Customers and workers marvel at her work ethic
Servers at the Greenwood Olive Garden know that if Hazel Thompson is behind them, they risk being trampled by the 85-year-old waitress if they don’t move at an adequate pace.
“We call her ‘Freight Train Hazel’ because if you get in her way, you will get run over,” laughed waitress Debbie Gosman. “She is as cute as a button and an inspiration to all of us. She is always so positive. She is always saying, ‘I’m just fine. If I were any better, there would have to be two of me.’ ”
A waitress for 37 years, the past 25 at the Olive Garden, Thompson previously worked at Lee’s Inn in Franklin for 12 years until it was sold.
“I love it here because there are a lot of great people to work with. Everybody is so helpful and friendly. I have made a lot of friends here, and I have a lot of regular customers.”
She started as a hostess and was trained as a waitress six months later.

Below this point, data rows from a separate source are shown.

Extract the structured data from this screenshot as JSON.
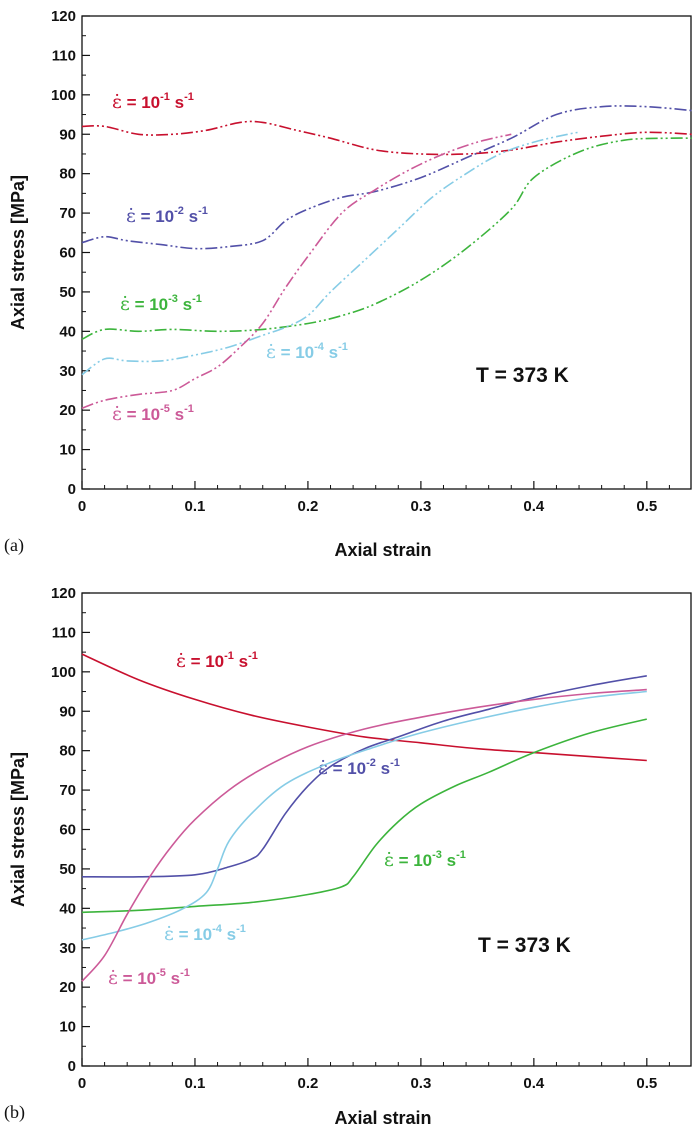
{
  "chart_data": [
    {
      "type": "line",
      "panel_label": "(a)",
      "line_style": "dash-dot",
      "xlabel": "Axial strain",
      "ylabel": "Axial stress [MPa]",
      "xlim": [
        0,
        0.54
      ],
      "ylim": [
        0,
        120
      ],
      "x_ticks": [
        "0",
        "0.1",
        "0.2",
        "0.3",
        "0.4",
        "0.5"
      ],
      "y_ticks": [
        "0",
        "10",
        "20",
        "30",
        "40",
        "50",
        "60",
        "70",
        "80",
        "90",
        "100",
        "110",
        "120"
      ],
      "annotation": "T = 373 K",
      "series": [
        {
          "name": "10^-1 s^-1",
          "exponent": "-1",
          "color": "#c8102e",
          "x": [
            0,
            0.02,
            0.05,
            0.08,
            0.11,
            0.14,
            0.16,
            0.19,
            0.22,
            0.26,
            0.3,
            0.34,
            0.38,
            0.42,
            0.46,
            0.5,
            0.54
          ],
          "y": [
            92,
            92,
            90,
            90,
            91,
            93,
            93,
            91,
            89,
            86,
            85,
            85,
            86,
            88,
            89.5,
            90.5,
            90
          ]
        },
        {
          "name": "10^-2 s^-1",
          "exponent": "-2",
          "color": "#5250a8",
          "x": [
            0,
            0.02,
            0.04,
            0.07,
            0.1,
            0.13,
            0.16,
            0.18,
            0.2,
            0.23,
            0.26,
            0.3,
            0.34,
            0.38,
            0.42,
            0.46,
            0.5,
            0.54
          ],
          "y": [
            62.5,
            64,
            63,
            62,
            61,
            61.5,
            63,
            68,
            71,
            74,
            75.5,
            79,
            84,
            89,
            95,
            97,
            97,
            96
          ]
        },
        {
          "name": "10^-3 s^-1",
          "exponent": "-3",
          "color": "#3cb43c",
          "x": [
            0,
            0.02,
            0.05,
            0.08,
            0.12,
            0.16,
            0.2,
            0.23,
            0.26,
            0.3,
            0.34,
            0.38,
            0.4,
            0.44,
            0.48,
            0.52,
            0.54
          ],
          "y": [
            38,
            40.5,
            40,
            40.5,
            40,
            40.5,
            42,
            44,
            47,
            53,
            61,
            71,
            79,
            85.5,
            88.5,
            89,
            89
          ]
        },
        {
          "name": "10^-4 s^-1",
          "exponent": "-4",
          "color": "#86cce6",
          "x": [
            0,
            0.02,
            0.04,
            0.07,
            0.1,
            0.13,
            0.16,
            0.18,
            0.2,
            0.22,
            0.25,
            0.28,
            0.31,
            0.34,
            0.37,
            0.4,
            0.43,
            0.44
          ],
          "y": [
            29,
            33,
            32.5,
            32.5,
            34,
            36,
            39,
            41,
            44,
            50,
            58,
            66,
            74,
            80,
            85,
            88,
            90,
            90.5
          ]
        },
        {
          "name": "10^-5 s^-1",
          "exponent": "-5",
          "color": "#cc5a98",
          "x": [
            0,
            0.02,
            0.05,
            0.08,
            0.1,
            0.12,
            0.14,
            0.16,
            0.18,
            0.2,
            0.23,
            0.26,
            0.29,
            0.32,
            0.35,
            0.38
          ],
          "y": [
            20.5,
            22.5,
            24,
            25,
            28,
            31,
            36,
            42,
            51,
            59,
            70,
            76,
            81,
            85,
            88,
            90
          ]
        }
      ]
    },
    {
      "type": "line",
      "panel_label": "(b)",
      "line_style": "solid",
      "xlabel": "Axial strain",
      "ylabel": "Axial stress [MPa]",
      "xlim": [
        0,
        0.54
      ],
      "ylim": [
        0,
        120
      ],
      "x_ticks": [
        "0",
        "0.1",
        "0.2",
        "0.3",
        "0.4",
        "0.5"
      ],
      "y_ticks": [
        "0",
        "10",
        "20",
        "30",
        "40",
        "50",
        "60",
        "70",
        "80",
        "90",
        "100",
        "110",
        "120"
      ],
      "annotation": "T = 373 K",
      "series": [
        {
          "name": "10^-1 s^-1",
          "exponent": "-1",
          "color": "#c8102e",
          "x": [
            0,
            0.05,
            0.1,
            0.15,
            0.2,
            0.25,
            0.3,
            0.35,
            0.4,
            0.45,
            0.5
          ],
          "y": [
            104.5,
            98,
            93,
            89,
            86,
            83.5,
            82,
            80.5,
            79.5,
            78.5,
            77.5
          ]
        },
        {
          "name": "10^-2 s^-1",
          "exponent": "-2",
          "color": "#5250a8",
          "x": [
            0,
            0.05,
            0.1,
            0.13,
            0.15,
            0.16,
            0.18,
            0.2,
            0.22,
            0.25,
            0.28,
            0.32,
            0.36,
            0.4,
            0.45,
            0.5
          ],
          "y": [
            48,
            48,
            48.5,
            50.5,
            52.5,
            55,
            64,
            71,
            76,
            80.5,
            83.5,
            87.5,
            90.5,
            93.5,
            96.5,
            99
          ]
        },
        {
          "name": "10^-3 s^-1",
          "exponent": "-3",
          "color": "#3cb43c",
          "x": [
            0,
            0.05,
            0.1,
            0.15,
            0.2,
            0.23,
            0.24,
            0.26,
            0.28,
            0.3,
            0.33,
            0.36,
            0.4,
            0.45,
            0.5
          ],
          "y": [
            39,
            39.5,
            40.5,
            41.5,
            43.5,
            45.5,
            48,
            56,
            62,
            66.5,
            71,
            74.5,
            79.5,
            84.5,
            88
          ]
        },
        {
          "name": "10^-4 s^-1",
          "exponent": "-4",
          "color": "#86cce6",
          "x": [
            0,
            0.03,
            0.06,
            0.09,
            0.11,
            0.12,
            0.13,
            0.15,
            0.18,
            0.22,
            0.26,
            0.3,
            0.35,
            0.4,
            0.45,
            0.5
          ],
          "y": [
            32,
            34,
            36.5,
            40,
            44,
            50,
            57,
            64,
            71.5,
            77,
            81,
            84.5,
            88,
            91,
            93.5,
            95
          ]
        },
        {
          "name": "10^-5 s^-1",
          "exponent": "-5",
          "color": "#cc5a98",
          "x": [
            0,
            0.02,
            0.04,
            0.06,
            0.08,
            0.1,
            0.13,
            0.16,
            0.2,
            0.25,
            0.3,
            0.35,
            0.4,
            0.45,
            0.5
          ],
          "y": [
            21.5,
            28,
            38.5,
            48,
            56,
            62.5,
            70,
            75.5,
            81,
            85.5,
            88.5,
            91,
            93,
            94.5,
            95.5
          ]
        }
      ]
    }
  ]
}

“I care a lot about my customers. They always get good service,” said Thompson, who noted that her service and age result in some great tips. “I do good; I can’t complain.” She was once tipped $130 on a $33 bill and $100 on a $50 tab.
Thompson works four nights a week and said she feels comfortable waiting on up to 12 people at a time. She used to work double shifts – lunch and dinner on the same day. When asked if she preferred to wait on a table of men or women, men came out the winners. “Men are not as demanding, and they are not in as big of a hurry.”

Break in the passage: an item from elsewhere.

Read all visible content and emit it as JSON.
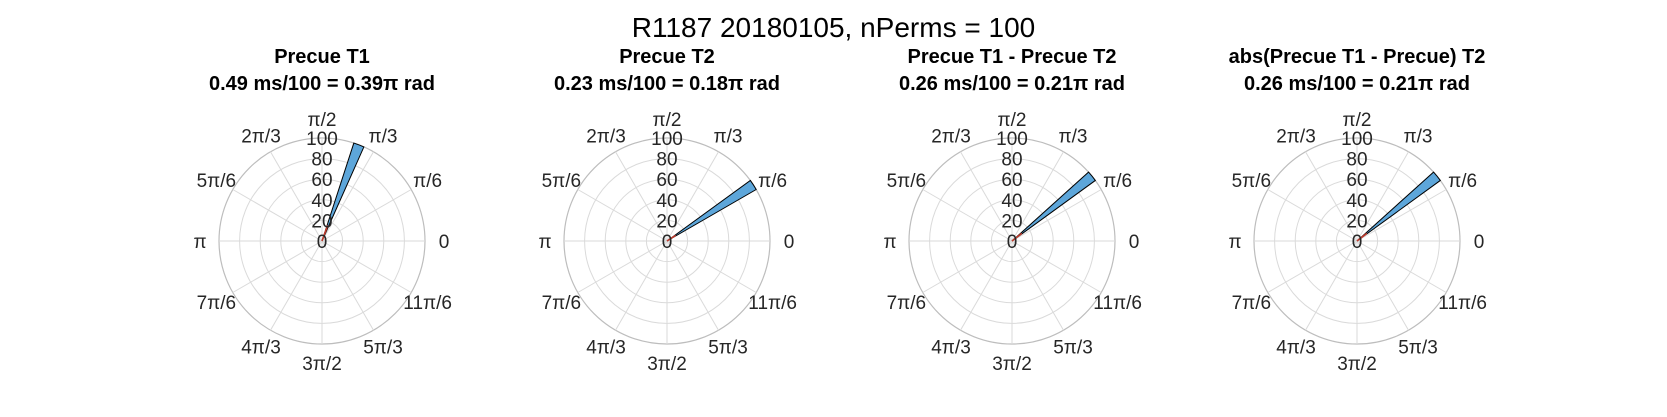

The only preferential treatment given to Thompson is that her station is close to the kitchen so she doesn’t have to run all over the restaurant to deliver food. “And we don’t make her carry the real heavy trays,” said manager Greg Tuzzio, who’s been with the company 22 years and was training to become a manager when he met Thompson. Tuzzio later left to manage another store and returned to the Greenwood restaurant 2 1/2 years ago.
“I am always amazed with her service,” he said. “She can run circles around people three times as young as she is. Guests love her service. I have known her 19 years, and it has always been a pleasure. I was happy to see she was still here when I came back.”
“I’m never tired at the end of a shift,” said Thompson. “I feel like I can always go for a couple of more hours at the end of a shift.”
Thompson said Tuzzio is a good manager because he is always willing to pitch in when help is needed. “If people want to see a manager, I get Greg because he is real good with people. And he’s so good-looking.
“Everybody is asking me when I’m going to retire. I say, ‘Have you ever seen a 100-year-old waitress? Well ... stick around here, and you might,’ ” she laughed.
If a guest isn’t sure what to order, Thompson recommends the Chicken & Shrimp Carbonara or the spaghetti and meatballs. “They are both delicious,” she emphasized, as is the Zuppa Toscana, a “fabulous” spicy soup whose ingredients include sausage, potatoes, bacon and crushed red peppers.
And while Thompson enjoys her work, she does it in part because she needs the money. She lives with her daughter, Angie, in Greenwood.
In her pre-waitressing years, Thompson worked her tail end off on farms in Freemont, Mich., and New Palestine. She and her late husband, Robert Thompson, operated dairy and hog farms. “I drove a tractor, milked cows, plowed and ran the combine. It was hard work.”
The couple were blessed with three children, five grandchildren and six great-children. She attended Manual High School but had to drop out as a sophomore to work at Hook’s Drug Store because her father was ill.
An avid roller skater until she was in her 60s, Thompson likes to play bingo and computer games and take walks.
She also likes the new atmosphere at the Olive Garden, which has been remodeled and features upscale dining at reasonable prices. It’s clean, and customers love the new appearance, said Thompson, who plans on providing her customary stellar service for years to come.